Populista, disse mesmo populista?

Os populismos são a parte obscura das crises profundas.

A novela da Caixa vai-se esclarecendo e pode chegar depressa ao fim. Fico satisfeito, sobretudo se os próprios administradores tomarem a iniciativa de apresentar as suas declarações de interesses no Tribunal Constitucional, sem esperarem pelo que o parlamento certamente aprovará. Essa é a atitude normal e o que era preocupante era o desvio provocado pela sua exigência anterior, acomodada pelo governo. Mais, essas declarações devem ser públicas, dado que o interesse que se salvaguarda é o dos contribuintes, que são os accionistas da Caixa e têm o direito a receber a garantia de que os administradores não têm conflitos de interesses que perturbem a sua função. Mesmo o PS, autor do decreto-lei nefando, se juntou agora aos que preferem que se cumpra a lei que ainda está em vigor e que impõe o dever da transparência. Assim, e só assim, será assunto encerrado.
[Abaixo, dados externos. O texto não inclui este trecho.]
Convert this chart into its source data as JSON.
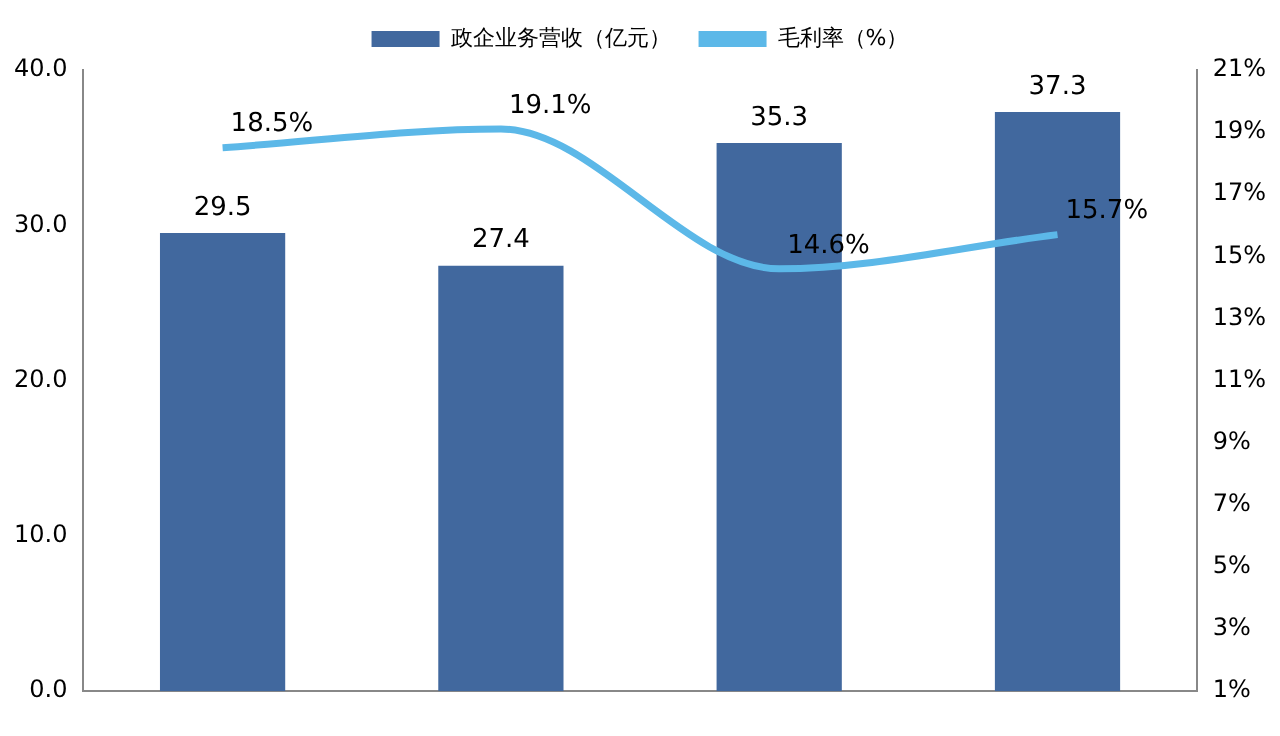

Ficarão os salários de marajá, mas sobre isso a convergência entre o PS e as direitas é implacável, até quando convoca o imaginativo argumento da putativa inconstitucionalidade de limitar os futuros pagamentos excessivos. Mas saberemos que não temos na Caixa administradores que sejam embaixadores de interesses financeiros particulares. Poderá sair algum administrador? Talvez e é melhor assim, pois se um administrador tem o topete de por como condição não responder perante os accionistas na garantia mais essencial que lhe pede o dono do banco, então o seu lugar é noutro lado. Também não é num banco privado, diga-se, porque nesse banco tem que apresentar a mesma garantia que a lei determina que preste no banco público (só os acionistas que lhe pagam o salário são diferentes)

Esboroa-se deste modo a tentativa de manter o privilégio do silêncio. Ele baseava-se num extremismo social, a arreigada convicção de que há uma elite que pode encomendar leis para si própria como fatos à medida, que pode fixar os seus benefícios acima de qualquer escrutínio e que, quando incomodada pela populaça que acha tudo isto estranho, pode simplesmente alegar ter um direito divino ao privilégio. Esta é a história de Portugal, entendamo-nos. É o que levou Alfredo da Silva ao gabinete do ministro das finanças para salvar o seu banco na crise de 1929, o que levou Champalimaud a exigir que o Estado lhe pagasse a Siderurgia, o que geriu as privatizações clientelares, o que alimentou o poder do BES, o que organiza a porta giratória entre os governos e a finança ou leva Durão Barroso para a Goldman Sachs e muitas outras desventuras ilustres.

Como esse privilégio é dificilmente defensável, ainda antes de aceitar cumprir a lei algum administrador ensaiou uma resposta curiosa. Ela apareceu pela prosa de um analista económico e é basicamente que é “populista” pedir transparência ou salários talvez menos do que milionários.

Se o assunto fica encerrado, o argumento esvai-se, mas é mesmo curioso. Porque “populismo”, um termo ambíguo da ciência política e refere-se normalmente a formas de mobilização popular em torno de um líder carismático, ou bonapartista, iludindo a representação e as diferenças sociais. Se essa for a receita, misturam-se na história situações muito diferentes, de Vargas a Peron, porventura de Le Pen a Trump. Na política europeia, populistas são aqueles líderes do Podemos que reivindicam a superação da divisão esquerda-direita, ou os do Cinco Estrelas em Itália. Os populismos são a parte obscura das crises profundas.

Mas o que não será certamente “populista” é a crítica a um governo (ou a um banqueiro), muito menos aquela que reclama o cumprimento da lei.

Ao tornar-se um jogo sem significado, esse pequeno insulto de “populista” revela simplesmente como a linguagem está contaminada ou como o privilégio se defende.